I have a few questions:

      Emacs can convert unibyte text to multibyte; it can also convert
    multibyte text to unibyte provided that the multibyte text contains
    only @acronym{ASCII} and 8-bit characters.

What exactly is meant here by ``8-bit characters''?  Do you mean
eight-bit raw bytes, or do you mean Unicode characters whose
codepoints are below 256?

      Converting unibyte text to multibyte text leaves @acronym{ASCII} characters
    unchanged, and converts 8-bit characters (codes 128 through 159) to
    the corresponding representation for multibyte text.

Again, by ``8-bit characters'' you mean raw 8-bit bytes here, right?

    @defun string-to-multibyte string
    This function returns a multibyte string containing the same sequence
    of characters as @var{string}.  If @var{string} is a multibyte string,
    it is returned unchanged.
    @end defun

I'm not sure I understand the effect of this function.  Does it decode
its argument, converting each byte to the corresponding internal
representation of the encoded single-byte character?  I think this is
not what it does, but then what does it do?
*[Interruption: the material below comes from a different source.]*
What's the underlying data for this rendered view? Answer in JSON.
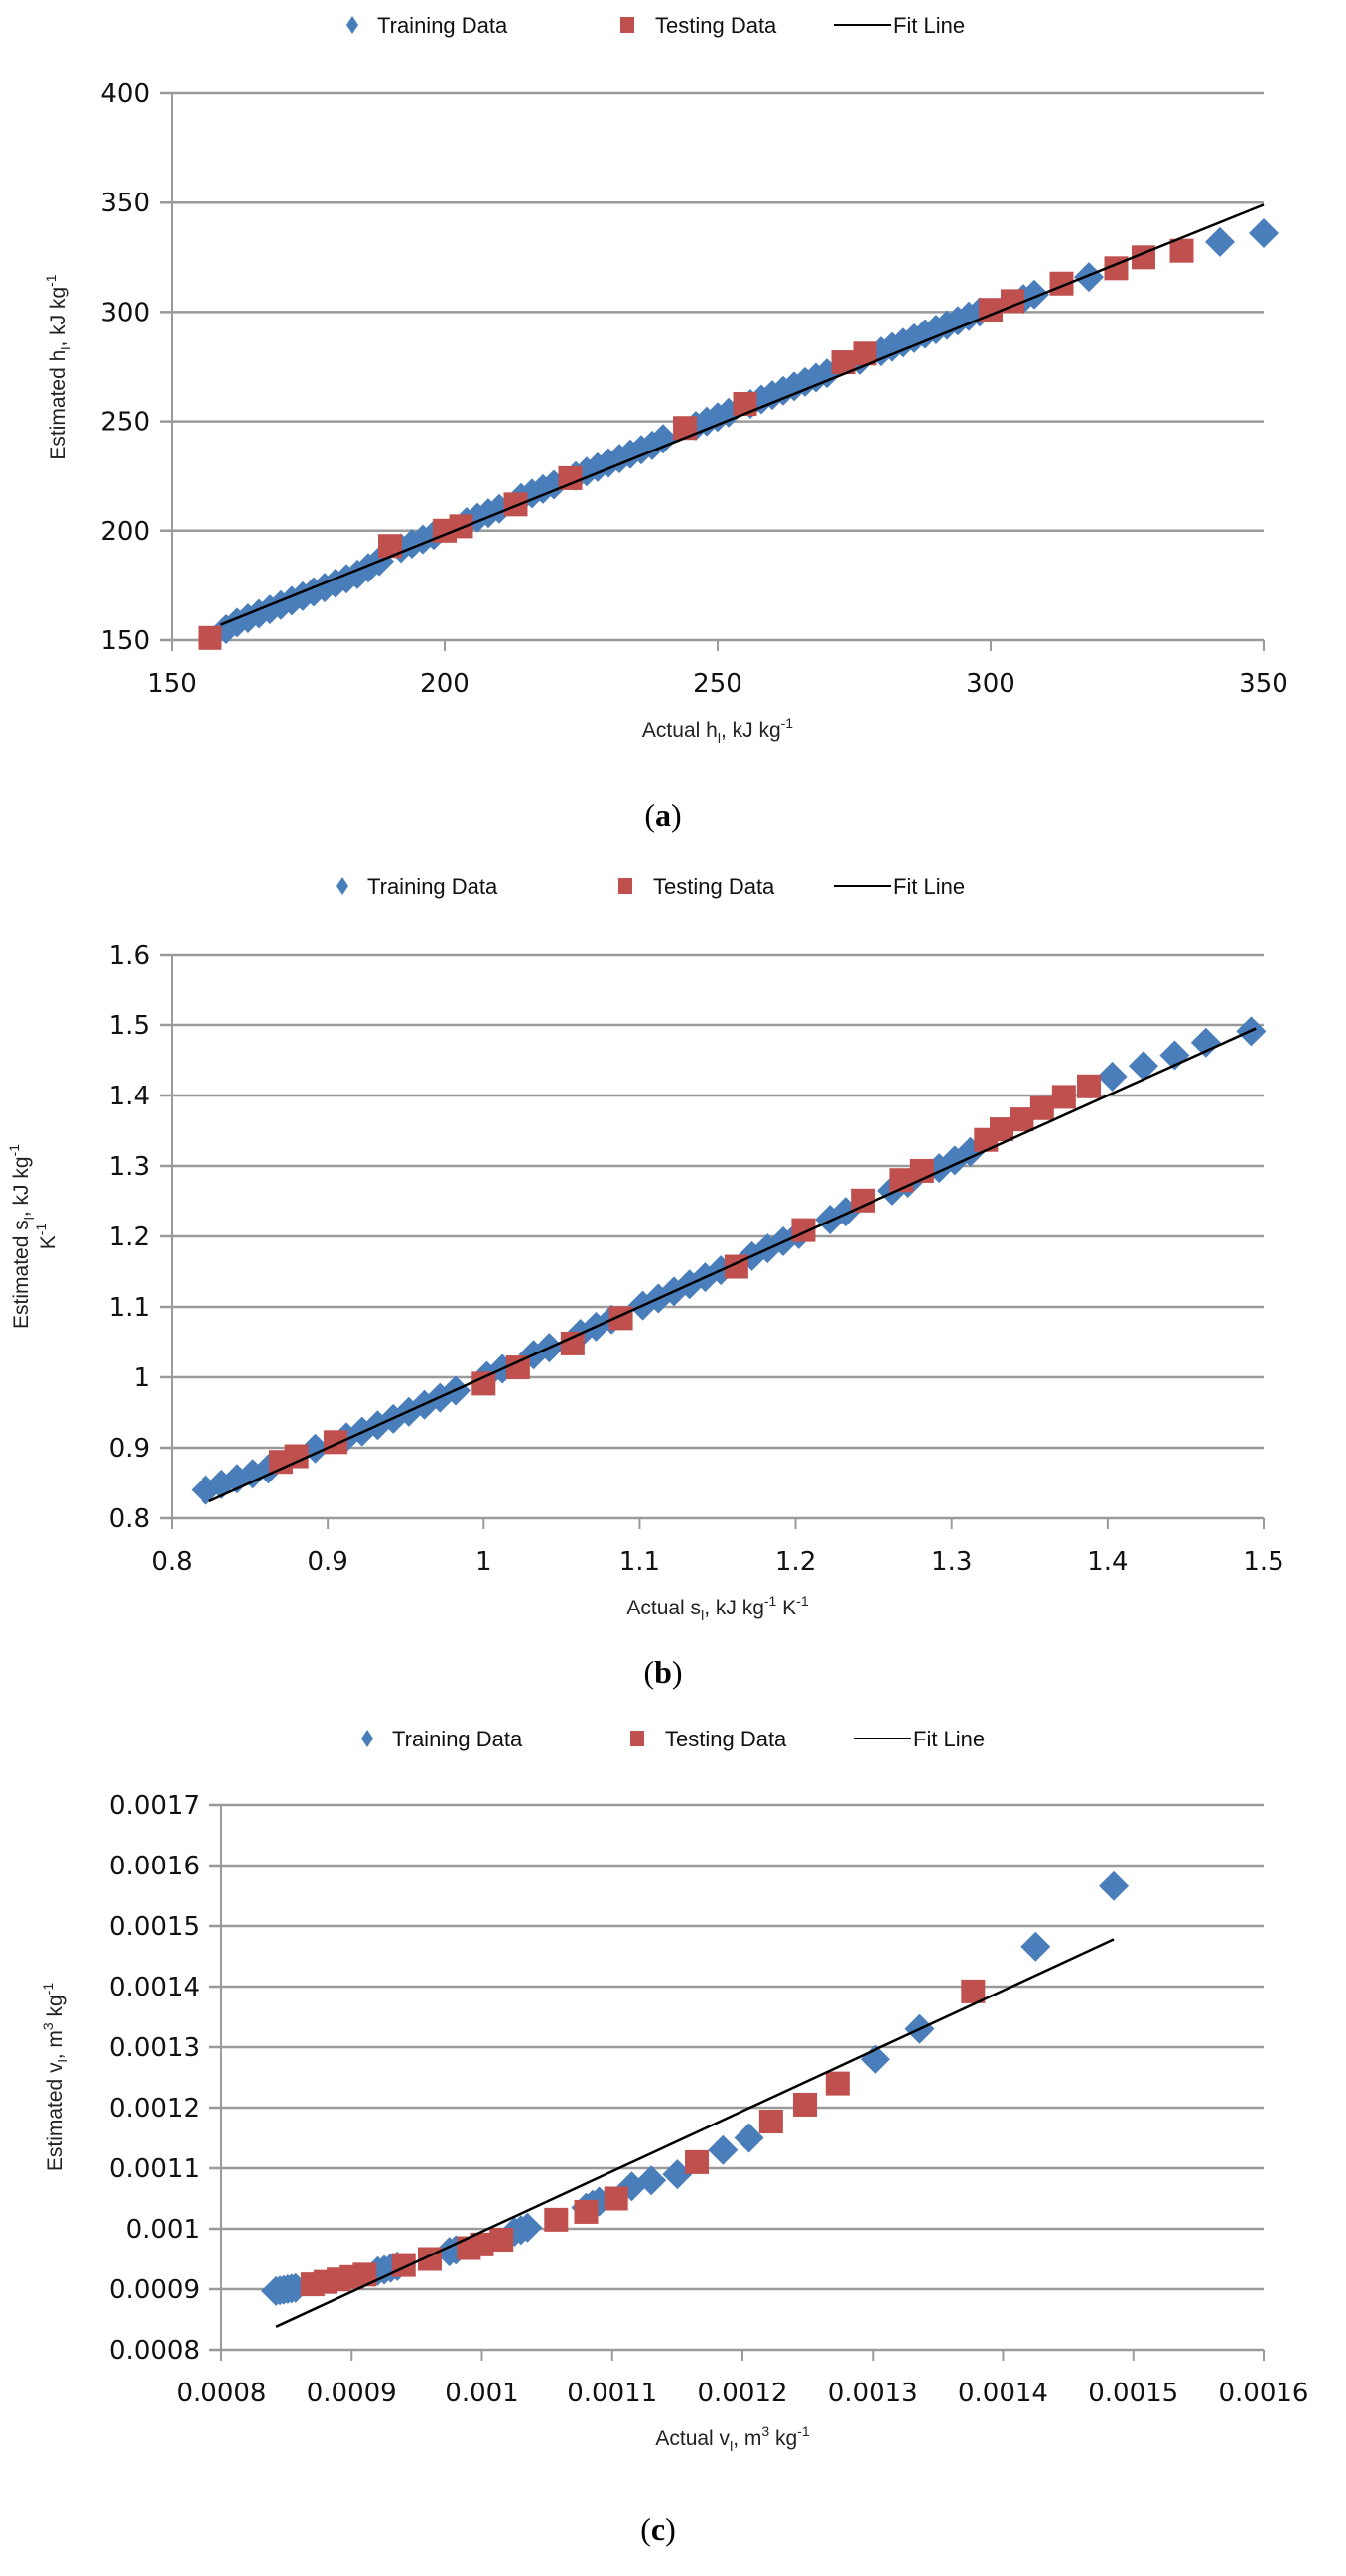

    @defun string-to-unibyte string
    This function returns a unibyte string containing the same sequence of
    characters as @var{string}.  It signals an error if @var{string}
    contains a non-@acronym{ASCII} character.  If @var{string} is a
    unibyte string, it is returned unchanged.
    @end defun

Since this function handles any non-ASCII characters lossily, when
would it be useful?

    @defun multibyte-char-to-unibyte char
    This convert the multibyte character @var{char} to a unibyte
    character.  If @var{char} is a non-@acronym{ASCII} character, the
    value is -1.
    @end defun

    @defun unibyte-char-to-multibyte char
    This convert the unibyte character @var{char} to a multibyte
    character.
    @end defun

Again, when are these functions useful?